Pair Corralation between STORE ELECTRONIC and INTER CARS
Assuming the 90 days trading horizon STORE ELECTRONIC is expected to generate 2.22 times more return on investment than INTER CARS. However, STORE ELECTRONIC is 2.22 times more volatile than INTER CARS SA. It trades about 0.44 of its potential returns per unit of risk. INTER CARS SA is currently generating about 0.04 per unit of risk. If you would invest 13,870 in STORE ELECTRONIC on October 8, 2024 and sell it today you would earn a total of 4,110 from holding STORE ELECTRONIC or generate 29.63% return on investment over 90 days.
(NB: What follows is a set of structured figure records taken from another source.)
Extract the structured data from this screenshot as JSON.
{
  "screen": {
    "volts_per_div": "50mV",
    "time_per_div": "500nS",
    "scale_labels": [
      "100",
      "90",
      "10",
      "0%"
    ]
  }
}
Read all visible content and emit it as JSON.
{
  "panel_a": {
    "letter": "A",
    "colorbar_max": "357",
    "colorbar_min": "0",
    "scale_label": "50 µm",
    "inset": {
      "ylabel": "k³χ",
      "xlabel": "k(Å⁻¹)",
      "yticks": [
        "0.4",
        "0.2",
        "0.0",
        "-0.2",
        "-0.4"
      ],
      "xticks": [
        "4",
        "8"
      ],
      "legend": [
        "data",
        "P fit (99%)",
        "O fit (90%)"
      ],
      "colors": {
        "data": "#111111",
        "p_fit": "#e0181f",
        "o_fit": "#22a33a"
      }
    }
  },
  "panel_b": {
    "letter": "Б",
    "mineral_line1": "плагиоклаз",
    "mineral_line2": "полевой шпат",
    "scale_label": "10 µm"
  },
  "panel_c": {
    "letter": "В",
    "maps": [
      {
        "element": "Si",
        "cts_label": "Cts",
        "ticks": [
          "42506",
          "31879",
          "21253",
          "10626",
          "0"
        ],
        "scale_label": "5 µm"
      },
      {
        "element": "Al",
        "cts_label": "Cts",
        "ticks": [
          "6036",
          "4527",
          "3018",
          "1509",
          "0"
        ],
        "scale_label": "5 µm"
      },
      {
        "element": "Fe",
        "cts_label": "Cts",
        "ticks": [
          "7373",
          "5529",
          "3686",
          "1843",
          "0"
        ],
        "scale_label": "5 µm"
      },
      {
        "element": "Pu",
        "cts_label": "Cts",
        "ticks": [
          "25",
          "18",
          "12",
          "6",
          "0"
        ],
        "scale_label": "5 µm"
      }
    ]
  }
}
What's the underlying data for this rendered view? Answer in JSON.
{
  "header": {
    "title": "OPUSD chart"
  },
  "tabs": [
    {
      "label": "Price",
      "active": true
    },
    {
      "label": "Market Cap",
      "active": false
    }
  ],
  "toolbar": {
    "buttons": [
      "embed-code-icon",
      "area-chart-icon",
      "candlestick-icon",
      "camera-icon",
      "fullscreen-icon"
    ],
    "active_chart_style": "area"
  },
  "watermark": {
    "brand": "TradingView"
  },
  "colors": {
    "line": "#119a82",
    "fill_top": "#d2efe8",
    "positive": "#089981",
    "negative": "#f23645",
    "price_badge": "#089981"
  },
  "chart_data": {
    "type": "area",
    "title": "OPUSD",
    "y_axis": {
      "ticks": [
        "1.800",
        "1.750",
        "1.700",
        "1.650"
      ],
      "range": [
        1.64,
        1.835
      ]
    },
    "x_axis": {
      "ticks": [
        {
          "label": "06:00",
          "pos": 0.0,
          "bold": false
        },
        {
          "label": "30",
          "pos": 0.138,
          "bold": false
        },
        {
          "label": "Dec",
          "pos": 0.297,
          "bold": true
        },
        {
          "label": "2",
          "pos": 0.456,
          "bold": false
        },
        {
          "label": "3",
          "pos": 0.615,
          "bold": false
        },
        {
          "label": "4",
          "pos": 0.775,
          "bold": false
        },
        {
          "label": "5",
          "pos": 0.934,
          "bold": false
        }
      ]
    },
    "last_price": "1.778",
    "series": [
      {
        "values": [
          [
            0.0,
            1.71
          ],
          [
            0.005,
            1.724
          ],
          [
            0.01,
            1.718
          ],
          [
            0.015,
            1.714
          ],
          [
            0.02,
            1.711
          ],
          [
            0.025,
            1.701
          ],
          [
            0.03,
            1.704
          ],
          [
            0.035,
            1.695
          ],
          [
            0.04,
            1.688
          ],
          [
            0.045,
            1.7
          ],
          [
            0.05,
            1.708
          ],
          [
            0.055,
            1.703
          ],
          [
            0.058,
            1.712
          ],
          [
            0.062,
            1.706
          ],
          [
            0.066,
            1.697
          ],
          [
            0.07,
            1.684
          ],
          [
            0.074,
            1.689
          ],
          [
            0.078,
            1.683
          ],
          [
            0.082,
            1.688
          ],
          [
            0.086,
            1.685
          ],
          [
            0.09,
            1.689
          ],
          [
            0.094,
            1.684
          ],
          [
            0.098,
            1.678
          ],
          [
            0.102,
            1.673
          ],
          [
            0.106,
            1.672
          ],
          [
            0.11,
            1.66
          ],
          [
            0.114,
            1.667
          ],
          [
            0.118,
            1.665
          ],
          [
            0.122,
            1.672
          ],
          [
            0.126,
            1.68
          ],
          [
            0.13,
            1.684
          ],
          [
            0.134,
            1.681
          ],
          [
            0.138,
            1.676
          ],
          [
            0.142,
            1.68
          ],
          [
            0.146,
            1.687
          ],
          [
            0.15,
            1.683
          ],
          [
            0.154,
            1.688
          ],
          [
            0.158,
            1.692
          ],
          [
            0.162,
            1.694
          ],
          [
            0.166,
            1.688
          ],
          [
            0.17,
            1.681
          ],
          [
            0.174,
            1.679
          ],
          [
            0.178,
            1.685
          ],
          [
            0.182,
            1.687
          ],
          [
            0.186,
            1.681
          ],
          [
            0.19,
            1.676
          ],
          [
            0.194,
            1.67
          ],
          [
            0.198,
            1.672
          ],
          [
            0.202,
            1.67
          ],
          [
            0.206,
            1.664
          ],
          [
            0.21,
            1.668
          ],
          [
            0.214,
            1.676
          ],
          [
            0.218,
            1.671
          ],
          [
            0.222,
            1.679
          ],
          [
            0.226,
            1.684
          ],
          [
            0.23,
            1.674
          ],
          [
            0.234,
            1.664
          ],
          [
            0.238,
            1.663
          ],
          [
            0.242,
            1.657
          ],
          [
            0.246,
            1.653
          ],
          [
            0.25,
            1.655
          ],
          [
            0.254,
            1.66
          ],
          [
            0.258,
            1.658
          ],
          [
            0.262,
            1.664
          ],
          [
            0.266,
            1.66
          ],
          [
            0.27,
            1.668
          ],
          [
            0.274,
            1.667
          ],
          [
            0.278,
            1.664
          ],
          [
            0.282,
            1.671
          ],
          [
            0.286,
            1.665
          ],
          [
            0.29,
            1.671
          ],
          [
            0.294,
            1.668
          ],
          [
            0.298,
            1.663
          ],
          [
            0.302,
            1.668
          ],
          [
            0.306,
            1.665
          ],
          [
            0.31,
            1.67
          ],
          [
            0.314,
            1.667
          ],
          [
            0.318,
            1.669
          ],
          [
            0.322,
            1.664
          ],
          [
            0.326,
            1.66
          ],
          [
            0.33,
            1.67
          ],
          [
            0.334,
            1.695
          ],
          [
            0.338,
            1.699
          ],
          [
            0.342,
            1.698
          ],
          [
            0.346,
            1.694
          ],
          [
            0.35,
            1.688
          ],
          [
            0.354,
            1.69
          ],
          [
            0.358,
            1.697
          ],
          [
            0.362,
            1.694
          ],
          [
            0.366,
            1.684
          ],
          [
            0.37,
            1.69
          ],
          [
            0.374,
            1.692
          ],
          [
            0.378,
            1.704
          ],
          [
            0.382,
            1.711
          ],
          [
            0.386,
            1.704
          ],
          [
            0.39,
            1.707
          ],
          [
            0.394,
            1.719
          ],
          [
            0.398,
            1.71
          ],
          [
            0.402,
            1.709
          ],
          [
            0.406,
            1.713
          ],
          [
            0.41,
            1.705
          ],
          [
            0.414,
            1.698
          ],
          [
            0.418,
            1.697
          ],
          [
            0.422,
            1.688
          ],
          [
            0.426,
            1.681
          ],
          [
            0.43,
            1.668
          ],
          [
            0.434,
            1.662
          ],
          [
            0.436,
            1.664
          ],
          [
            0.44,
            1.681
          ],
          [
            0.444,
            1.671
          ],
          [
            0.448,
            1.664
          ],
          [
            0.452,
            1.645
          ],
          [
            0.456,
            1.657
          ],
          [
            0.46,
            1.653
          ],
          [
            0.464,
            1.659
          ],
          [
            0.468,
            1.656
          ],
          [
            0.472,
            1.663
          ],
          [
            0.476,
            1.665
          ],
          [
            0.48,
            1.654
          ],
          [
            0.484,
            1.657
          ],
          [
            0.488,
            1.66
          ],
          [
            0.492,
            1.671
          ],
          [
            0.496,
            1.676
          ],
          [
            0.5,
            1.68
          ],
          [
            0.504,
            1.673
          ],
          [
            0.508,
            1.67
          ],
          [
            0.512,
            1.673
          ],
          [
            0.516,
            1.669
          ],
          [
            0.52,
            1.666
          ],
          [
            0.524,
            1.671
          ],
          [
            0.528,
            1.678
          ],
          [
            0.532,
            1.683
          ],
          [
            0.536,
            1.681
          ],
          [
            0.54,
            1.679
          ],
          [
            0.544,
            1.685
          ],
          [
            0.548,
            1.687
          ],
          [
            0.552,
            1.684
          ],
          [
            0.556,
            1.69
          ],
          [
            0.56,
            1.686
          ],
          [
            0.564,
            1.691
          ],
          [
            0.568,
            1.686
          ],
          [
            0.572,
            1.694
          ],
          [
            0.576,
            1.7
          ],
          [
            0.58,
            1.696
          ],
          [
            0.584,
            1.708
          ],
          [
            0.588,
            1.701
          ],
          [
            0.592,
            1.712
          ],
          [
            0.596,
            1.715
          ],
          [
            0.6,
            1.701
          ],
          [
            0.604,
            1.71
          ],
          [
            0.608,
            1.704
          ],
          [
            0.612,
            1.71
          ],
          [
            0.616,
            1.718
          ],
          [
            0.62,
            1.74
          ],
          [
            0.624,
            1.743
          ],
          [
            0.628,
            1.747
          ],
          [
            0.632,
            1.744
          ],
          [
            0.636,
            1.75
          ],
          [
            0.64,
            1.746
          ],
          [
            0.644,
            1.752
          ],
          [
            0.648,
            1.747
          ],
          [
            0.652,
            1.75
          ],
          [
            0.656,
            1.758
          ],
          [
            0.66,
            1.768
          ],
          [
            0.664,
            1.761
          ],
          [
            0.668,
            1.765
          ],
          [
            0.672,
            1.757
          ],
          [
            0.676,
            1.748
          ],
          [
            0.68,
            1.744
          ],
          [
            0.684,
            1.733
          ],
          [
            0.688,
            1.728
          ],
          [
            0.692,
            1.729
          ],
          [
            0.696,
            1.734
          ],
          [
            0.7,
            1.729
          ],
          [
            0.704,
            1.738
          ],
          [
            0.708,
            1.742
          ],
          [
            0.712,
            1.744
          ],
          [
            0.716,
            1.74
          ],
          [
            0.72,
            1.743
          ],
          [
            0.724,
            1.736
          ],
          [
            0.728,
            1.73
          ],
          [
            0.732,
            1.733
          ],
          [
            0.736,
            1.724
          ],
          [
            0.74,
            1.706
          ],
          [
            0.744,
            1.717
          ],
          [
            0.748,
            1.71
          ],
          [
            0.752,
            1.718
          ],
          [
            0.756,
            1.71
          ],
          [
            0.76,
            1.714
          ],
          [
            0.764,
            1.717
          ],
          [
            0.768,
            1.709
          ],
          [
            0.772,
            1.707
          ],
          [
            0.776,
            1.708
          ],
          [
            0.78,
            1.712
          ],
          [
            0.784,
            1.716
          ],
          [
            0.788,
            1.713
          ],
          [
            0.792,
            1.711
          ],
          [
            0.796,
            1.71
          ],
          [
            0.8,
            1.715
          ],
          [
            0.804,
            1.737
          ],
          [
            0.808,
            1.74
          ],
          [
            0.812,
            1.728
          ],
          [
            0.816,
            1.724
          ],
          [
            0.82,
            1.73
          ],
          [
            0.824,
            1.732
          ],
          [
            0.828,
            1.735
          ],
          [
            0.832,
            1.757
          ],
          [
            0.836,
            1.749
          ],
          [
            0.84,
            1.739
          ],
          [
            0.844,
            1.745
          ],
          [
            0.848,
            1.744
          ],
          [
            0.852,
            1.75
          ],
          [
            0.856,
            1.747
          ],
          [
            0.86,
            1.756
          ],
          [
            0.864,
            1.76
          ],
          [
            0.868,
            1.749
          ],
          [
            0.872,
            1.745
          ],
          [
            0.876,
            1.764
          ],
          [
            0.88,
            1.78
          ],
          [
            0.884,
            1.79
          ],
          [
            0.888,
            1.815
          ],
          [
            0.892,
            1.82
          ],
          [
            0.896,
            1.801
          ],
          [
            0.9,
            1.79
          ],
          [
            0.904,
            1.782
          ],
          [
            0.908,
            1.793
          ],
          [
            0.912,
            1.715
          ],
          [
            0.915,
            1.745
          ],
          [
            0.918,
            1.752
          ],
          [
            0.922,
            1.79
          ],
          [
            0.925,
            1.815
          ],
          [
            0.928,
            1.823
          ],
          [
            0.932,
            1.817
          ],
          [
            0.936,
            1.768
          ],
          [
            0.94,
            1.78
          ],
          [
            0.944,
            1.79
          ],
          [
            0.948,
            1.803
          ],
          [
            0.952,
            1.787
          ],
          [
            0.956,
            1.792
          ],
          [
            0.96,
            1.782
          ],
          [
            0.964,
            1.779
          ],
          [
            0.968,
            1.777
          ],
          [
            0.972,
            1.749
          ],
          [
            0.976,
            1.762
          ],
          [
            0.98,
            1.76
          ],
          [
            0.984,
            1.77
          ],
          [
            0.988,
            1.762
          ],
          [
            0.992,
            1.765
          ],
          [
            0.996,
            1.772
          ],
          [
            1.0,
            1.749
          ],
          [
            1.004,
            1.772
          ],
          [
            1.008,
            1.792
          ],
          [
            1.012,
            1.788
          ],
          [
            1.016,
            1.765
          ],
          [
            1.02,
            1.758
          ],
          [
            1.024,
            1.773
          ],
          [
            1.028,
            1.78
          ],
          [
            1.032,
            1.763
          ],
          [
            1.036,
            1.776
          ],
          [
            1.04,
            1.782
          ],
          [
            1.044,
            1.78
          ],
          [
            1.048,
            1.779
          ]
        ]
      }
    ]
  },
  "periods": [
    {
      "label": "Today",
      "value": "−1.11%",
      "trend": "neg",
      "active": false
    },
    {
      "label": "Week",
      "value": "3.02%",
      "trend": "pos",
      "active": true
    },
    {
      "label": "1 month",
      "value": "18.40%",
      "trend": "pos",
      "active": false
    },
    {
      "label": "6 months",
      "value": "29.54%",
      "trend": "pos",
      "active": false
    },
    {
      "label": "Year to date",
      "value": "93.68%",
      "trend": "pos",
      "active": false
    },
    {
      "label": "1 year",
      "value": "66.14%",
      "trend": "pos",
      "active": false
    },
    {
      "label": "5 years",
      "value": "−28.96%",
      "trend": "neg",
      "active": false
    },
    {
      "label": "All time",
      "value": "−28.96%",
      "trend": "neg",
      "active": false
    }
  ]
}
Time Period | 3 Months [change] |
Direction | Moves Together |
Strength | Very Weak |
Accuracy | 100.0% |
Values | Daily Returns |
STORE ELECTRONIC vs. INTER CARS SA
Performance |
Timeline |
STORE ELECTRONIC |
INTER CARS SA |
STORE ELECTRONIC and INTER CARS Volatility Contrast
Predicted Return Density |
Returns |
Pair Trading with STORE ELECTRONIC and INTER CARS
The main advantage of trading using opposite STORE ELECTRONIC and INTER CARS positions is that it hedges away some unsystematic risk. Because of two separate transactions, even if STORE ELECTRONIC position performs unexpectedly, INTER CARS can make up some of the losses. Pair trading also minimizes risk from directional movements in the market. For example, if an entire industry or sector drops because of unexpected headlines, the short position in INTER CARS will offset losses from the drop in INTER CARS's long position.STORE ELECTRONIC vs. JD SPORTS FASH | STORE ELECTRONIC vs. ARDAGH METAL PACDL 0001 | STORE ELECTRONIC vs. Columbia Sportswear | STORE ELECTRONIC vs. PLAYWAY SA ZY 10 |
INTER CARS vs. PNC Financial Services | INTER CARS vs. SUN LIFE FINANCIAL | INTER CARS vs. De Grey Mining | INTER CARS vs. Yanzhou Coal Mining |
Check out your portfolio center.Note that this page's information should be used as a complementary analysis to find the right mix of equity instruments to add to your existing portfolios or create a brand new portfolio. You can also try the Alpha Finder module to use alpha and beta coefficients to find investment opportunities after accounting for the risk.